Die Rechercheure haben die Dokumentation zu den verkauften Wohnungen durchforstet und kommen in einem Zwischenbericht zum Schluss, dass seitens des Fonds "2009 offensichtlich kein Interesse mehr gegeben war, die angeführten ÖIF-Wohnungen an Klienten des ÖIF zu vermieten oder zu verkaufen". Denn, so die Annahme der Beamten vom Bundesamt für Korruptionsbekämpfung (BAK): "Mit den Neumietern konnten viel höhere Mieterträge erzielt werden."

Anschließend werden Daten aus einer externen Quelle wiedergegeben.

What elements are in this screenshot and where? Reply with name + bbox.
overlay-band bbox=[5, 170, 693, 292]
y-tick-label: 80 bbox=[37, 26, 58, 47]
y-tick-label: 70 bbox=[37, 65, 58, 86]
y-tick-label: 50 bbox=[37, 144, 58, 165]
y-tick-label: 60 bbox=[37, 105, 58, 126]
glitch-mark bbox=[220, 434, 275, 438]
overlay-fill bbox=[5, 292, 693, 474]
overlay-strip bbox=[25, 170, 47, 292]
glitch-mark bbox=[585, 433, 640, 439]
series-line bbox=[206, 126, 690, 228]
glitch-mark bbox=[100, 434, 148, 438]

"Startwohnung" wurde versilbert

Als Indiz dafür erzählen sie Fälle nach, in denen Flüchtlinge den Fonds um Verlängerung ihrer Mietverträge ersuchten. So habe einer dieser Mieter bereits 2006 gefragt, ob sein bis September 2009 geltender Vertrag verlängert werden könne, ihm wurde beschieden, dass er das erst 2009 beantragen könne. Also stellte der Mieter im Jänner 2009 den Antrag, am 8. Jänner bekam er "nach Rücksprache mit der Geschäftsführung" die Absage.

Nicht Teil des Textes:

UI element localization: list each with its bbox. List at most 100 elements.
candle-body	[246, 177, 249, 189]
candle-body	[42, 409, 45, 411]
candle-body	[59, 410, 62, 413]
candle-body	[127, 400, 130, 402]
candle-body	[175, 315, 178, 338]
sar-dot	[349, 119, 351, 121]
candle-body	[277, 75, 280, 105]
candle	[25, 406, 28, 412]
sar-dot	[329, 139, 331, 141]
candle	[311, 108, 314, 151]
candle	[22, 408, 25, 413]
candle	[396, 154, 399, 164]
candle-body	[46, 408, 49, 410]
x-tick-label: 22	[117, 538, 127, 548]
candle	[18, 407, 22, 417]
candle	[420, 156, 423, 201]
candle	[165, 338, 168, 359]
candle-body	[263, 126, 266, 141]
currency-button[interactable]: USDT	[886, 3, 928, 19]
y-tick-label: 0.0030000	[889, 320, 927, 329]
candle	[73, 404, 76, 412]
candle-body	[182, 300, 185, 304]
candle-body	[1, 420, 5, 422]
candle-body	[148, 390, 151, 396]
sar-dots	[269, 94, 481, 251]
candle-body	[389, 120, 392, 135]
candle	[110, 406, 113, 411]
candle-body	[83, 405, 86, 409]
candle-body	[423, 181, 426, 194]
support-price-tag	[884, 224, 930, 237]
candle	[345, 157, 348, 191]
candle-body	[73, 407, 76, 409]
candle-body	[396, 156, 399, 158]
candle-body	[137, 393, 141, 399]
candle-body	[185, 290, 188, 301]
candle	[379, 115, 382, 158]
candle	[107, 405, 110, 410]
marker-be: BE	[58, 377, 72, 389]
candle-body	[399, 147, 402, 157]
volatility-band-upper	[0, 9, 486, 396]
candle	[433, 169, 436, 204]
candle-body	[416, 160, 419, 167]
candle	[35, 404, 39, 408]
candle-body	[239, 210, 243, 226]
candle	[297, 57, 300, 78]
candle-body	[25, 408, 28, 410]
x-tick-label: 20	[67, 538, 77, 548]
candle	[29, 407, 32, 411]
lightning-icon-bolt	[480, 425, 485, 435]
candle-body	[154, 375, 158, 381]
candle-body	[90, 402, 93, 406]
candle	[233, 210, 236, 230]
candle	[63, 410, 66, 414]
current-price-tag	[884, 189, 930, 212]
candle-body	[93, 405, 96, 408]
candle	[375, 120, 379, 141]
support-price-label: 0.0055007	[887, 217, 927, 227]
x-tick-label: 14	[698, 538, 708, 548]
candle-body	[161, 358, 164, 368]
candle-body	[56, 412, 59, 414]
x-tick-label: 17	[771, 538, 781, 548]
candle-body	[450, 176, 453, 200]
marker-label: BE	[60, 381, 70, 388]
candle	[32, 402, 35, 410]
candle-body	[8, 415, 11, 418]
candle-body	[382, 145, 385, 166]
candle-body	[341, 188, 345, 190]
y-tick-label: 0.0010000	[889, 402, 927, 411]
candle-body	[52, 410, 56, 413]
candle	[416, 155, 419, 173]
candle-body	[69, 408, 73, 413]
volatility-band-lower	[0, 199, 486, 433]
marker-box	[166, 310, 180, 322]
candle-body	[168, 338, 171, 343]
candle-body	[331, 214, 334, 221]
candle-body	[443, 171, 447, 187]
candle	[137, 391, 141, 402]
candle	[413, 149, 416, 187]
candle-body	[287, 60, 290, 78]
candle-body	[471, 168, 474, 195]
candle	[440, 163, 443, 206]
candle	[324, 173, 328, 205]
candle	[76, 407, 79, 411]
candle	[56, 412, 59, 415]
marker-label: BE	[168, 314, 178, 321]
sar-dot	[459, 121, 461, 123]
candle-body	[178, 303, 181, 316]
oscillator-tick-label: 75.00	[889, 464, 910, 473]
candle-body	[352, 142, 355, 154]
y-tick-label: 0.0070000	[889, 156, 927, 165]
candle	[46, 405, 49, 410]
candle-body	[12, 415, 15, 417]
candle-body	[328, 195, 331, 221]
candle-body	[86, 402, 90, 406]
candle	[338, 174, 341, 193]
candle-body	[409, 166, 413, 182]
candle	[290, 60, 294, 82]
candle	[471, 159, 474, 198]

Der Verlängerung könne nicht zugestimmt werden, "da es sich um eine Startwohnung für Flüchtlinge handelt". Der Start hatte allerdings ein rasches Ende: Am 29. Dezember 2009 verkaufte der ÖIF die Wohnung an die VR Vermögensverwaltung GmbH. Sie war knapp davor von der Chefin der ÖIF-Hausverwaltungsgesellschaft Consio gegründet worden.

Familien mussten raus

Der Bewohnerin einer anderen ÖIF-Wohnung erging es ähnlich. Für die Mutter von fünf Kindern (vier davon schulpflichtig) versuchte die Interventionsstelle gegen Gewalt in der Familie eine Übertragung des Mietvertrags zu bekommen, nachdem der Ehemann der Frau wegen Gewalt weggewiesen worden war.

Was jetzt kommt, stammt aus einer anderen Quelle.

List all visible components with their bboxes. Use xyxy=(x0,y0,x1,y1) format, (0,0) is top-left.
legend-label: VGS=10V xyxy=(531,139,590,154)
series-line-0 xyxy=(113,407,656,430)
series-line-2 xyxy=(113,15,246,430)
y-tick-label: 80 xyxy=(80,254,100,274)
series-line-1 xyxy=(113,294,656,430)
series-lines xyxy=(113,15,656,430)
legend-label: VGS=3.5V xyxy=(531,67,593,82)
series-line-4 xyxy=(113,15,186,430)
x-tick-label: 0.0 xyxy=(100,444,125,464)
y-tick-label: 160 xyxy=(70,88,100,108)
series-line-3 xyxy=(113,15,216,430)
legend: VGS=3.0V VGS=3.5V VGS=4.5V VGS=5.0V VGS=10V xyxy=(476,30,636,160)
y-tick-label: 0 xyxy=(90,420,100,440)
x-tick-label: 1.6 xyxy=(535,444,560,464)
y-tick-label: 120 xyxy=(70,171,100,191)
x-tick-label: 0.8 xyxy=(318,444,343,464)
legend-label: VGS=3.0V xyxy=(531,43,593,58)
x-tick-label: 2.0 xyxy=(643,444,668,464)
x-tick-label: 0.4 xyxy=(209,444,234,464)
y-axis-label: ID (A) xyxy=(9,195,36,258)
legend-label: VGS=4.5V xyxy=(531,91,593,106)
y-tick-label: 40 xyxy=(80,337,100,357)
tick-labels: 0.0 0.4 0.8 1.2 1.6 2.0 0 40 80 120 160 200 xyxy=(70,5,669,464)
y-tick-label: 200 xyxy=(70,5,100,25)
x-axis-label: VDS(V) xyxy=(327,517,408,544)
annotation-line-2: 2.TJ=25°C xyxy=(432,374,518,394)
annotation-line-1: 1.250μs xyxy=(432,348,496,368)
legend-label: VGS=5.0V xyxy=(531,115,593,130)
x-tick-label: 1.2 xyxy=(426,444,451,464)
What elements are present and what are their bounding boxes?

Hausverwalter Consio leitete den Antrag an den ÖIF weiter, der im Jänner 2009 zustimmte. Ende Februar teilte Consio der Frau aber mit, dass der Mietvertrag Ende April ende, ein Räumungsverfahren wurde gleich mit angekündigt. Im April bat die Sozialhilfebezieherin um Aufschub bis zum Ende des Schuljahres (Juni) – doch Consio winkte ab. "Nach Rücksprache mit dem Wohnungseigentümer" – dem ÖIF – sei die Verlängerung des Mietvertrags "nicht möglich".

Belege für eine Korrespondenz zwischen Consio und ÖIF fand das BAK nicht. Faktum ist: Auch diese Wohnung wurde am 29. Dezember an die VR verkauft.

"Erlös zu nieder und nicht marktkonform"

Den Kernvorwurf, dass die ÖIF-Wohnungen zu billig verkauft wurden (der Rechnungshof kam auf sechs Mio. Euro), erhärtet ein von der WKStA beauftragter Immobiliensachverständiger. Er analysierte die Kaufpreise von drei 2008 und 2009 verkauften Wohnungspaketen. Und kam zum Schluss, dass die Kaufpreise "unabhängig von Bau- und Erhaltungszustand oder Vermietungssituation der Objekte mit Sicherheit zu nieder und nicht marktkonform waren". Bei 33 einzeln versilberten Wohnungen sei der Preis "unter Umständen marktkonform, wahrscheinlich aber tendenziell zu nieder" gewesen.

Der beschuldigte Exchef des ÖIF beteuert gegenüber der WKStA, der Verkauf sei "nach bestem Wissen und Gewissen im Interesse des Fonds erfolgt". Die Instandhaltungskosten seien "atypisch" hoch gewesen; "oftmals zeigten Flüchtlinge ein Wohnverhalten, das nicht den Gepflogenheiten und Standards in Österreich entsprach", so eines seiner Argumente. Vor allem aber sei "die Versorgung mit Wohnraum nicht ÖIF-Kernaufgabe" gewesen.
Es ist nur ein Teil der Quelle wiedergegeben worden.